Nei primi cinque minuti di vita, il pianto è uno dei segnali che viene valutato per calcolare l’indice di Apgar, il punteggio attribuito ai parametri vitali del bambino. Se piange, significa che respira bene e che ha i riflessi pronti. I vagiti del bambino, uniti ai suoi sguardi intensi, alle smorfiette, ai suoi movimenti, suscitano in chi lo accudisce un’istintiva tenerezza che si trasforma in un inevitabile senso di protezione. Almeno per i primi tre mesi, il bambino ricorre al pianto come principale forma di comunicazione per richiamare l’attenzione dei genitori e chiedere la loro assistenza. Piangono se hanno fame, sete, caldo o freddo, se provano dolore o fastidio, se vengono allontanati dalla figura adulta di riferimento, se cercano contatto fisico e coccole. I piccoli di alcune specie animali hanno la capacità di rimanere a lungo separati dai genitori in loro attesa e non hanno la necessità di nutrirsi di frequente. Come gli altri primati, noi ci siamo evoluti in modo diverso: portiamo con noi i nostri piccoli e li nutriamo frequentemente. Ecco perché il bambino piange e chiama mamma e papà se viene lasciato a lungo da solo. Ed ecco perché il pianto spesso cessa se un adulto di riferimento lo prende in braccio, lo culla, lo porta con sé e gli dedica attenzione (12).

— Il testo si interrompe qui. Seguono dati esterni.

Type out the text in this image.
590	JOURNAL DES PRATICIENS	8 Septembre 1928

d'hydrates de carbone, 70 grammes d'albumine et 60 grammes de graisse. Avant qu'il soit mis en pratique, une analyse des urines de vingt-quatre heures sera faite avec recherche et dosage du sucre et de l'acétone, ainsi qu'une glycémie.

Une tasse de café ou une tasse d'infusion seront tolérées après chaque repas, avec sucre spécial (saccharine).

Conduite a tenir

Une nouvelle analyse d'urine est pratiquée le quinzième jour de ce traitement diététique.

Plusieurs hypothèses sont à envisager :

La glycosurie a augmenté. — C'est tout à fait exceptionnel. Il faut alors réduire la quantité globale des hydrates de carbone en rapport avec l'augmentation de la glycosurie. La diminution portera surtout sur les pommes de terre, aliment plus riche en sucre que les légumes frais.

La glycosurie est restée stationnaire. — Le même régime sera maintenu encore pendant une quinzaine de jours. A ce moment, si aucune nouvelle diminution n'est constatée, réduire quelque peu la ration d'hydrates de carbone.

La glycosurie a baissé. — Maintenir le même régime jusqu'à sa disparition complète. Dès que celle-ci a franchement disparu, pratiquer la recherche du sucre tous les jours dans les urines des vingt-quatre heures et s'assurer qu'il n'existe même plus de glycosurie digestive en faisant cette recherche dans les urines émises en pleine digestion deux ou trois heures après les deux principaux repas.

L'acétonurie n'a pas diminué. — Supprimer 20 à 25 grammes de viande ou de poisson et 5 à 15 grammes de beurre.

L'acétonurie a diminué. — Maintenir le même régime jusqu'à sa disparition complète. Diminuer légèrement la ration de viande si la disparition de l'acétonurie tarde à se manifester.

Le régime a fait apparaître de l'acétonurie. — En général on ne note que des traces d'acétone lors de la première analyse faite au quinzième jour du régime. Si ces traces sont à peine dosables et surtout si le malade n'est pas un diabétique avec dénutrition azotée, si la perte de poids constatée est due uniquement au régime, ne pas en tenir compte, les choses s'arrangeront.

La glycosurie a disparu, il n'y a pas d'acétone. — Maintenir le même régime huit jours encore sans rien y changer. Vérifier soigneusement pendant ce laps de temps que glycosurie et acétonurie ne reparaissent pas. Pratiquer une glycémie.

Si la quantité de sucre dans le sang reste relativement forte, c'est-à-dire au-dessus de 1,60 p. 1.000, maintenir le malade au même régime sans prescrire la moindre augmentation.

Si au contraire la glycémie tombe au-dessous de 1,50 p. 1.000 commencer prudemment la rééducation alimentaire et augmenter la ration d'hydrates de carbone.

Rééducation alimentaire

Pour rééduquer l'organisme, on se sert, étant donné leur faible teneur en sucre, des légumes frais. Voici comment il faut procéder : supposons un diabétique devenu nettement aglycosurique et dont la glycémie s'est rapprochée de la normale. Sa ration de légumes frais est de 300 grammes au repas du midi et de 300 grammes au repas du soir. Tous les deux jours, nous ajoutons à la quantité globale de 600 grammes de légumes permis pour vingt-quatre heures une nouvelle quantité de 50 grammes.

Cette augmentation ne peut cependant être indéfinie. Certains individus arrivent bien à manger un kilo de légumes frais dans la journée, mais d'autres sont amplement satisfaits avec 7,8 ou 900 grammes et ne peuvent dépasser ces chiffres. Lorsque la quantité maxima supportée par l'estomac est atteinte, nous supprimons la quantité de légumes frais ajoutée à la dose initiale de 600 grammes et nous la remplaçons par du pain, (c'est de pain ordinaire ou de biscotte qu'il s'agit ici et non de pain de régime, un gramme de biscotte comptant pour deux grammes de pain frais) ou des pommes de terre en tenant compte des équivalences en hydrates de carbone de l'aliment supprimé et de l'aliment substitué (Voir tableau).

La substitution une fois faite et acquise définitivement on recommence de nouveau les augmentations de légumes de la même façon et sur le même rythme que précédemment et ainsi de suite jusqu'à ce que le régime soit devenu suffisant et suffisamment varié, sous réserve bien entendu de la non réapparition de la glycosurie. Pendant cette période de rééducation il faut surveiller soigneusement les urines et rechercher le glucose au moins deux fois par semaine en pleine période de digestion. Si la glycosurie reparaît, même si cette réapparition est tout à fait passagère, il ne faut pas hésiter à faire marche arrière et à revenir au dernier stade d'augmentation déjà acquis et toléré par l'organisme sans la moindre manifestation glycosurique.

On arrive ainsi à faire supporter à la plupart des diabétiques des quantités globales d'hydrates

Fin dai primi giorni di vita, una delle principali sfide dei neogenitori è proprio quella di cercare di capire questo particolare tipo di linguaggio, per riuscire ad accogliere e a soddisfare le richieste del neonato. Un compito non semplice, che può talvolta generare un senso di smarrimento, portando la mamma a credere di non essere in grado di capire e di accudire il suo bambino. È necessario però darsi del tempo per conoscersi reciprocamente: può servire anche qualche settimana per iniziare a entrare in sintonia con il piccolo e capire cosa vuole comunicare con il pianto. Non bisogna mai farsi prendere dall’ansia e cercare di farlo smettere il prima possibile “tappandogli” la bocca con il ciuccio o con il seno: così non solo si rischia di non riuscire a consolarlo, ma di certo si finisce per non rispondere alla sua reale esigenza. Meglio prenderlo in braccio, fargli capire che si è lì con lui e osservarlo per provare a scoprire le ragioni della sua irrequietezza. Il pianto richiede sempre una risposta: ignorarlo, per non “viziarlo”, è controproducente. Perché è vero che alla lunga il piccolo smette di piangere e impara a consolarsi da solo, ma con il rischio di diventare un bambino poco comunicativo e un adulto insicuro. A volte, però, il pianto è inconsolabile e non si può far altro che esserci, cercando di rimanere calmi, per evitare che il bambino, percependo il nervosismo del genitore, si agiti a sua volta, innescando un circolo vizioso.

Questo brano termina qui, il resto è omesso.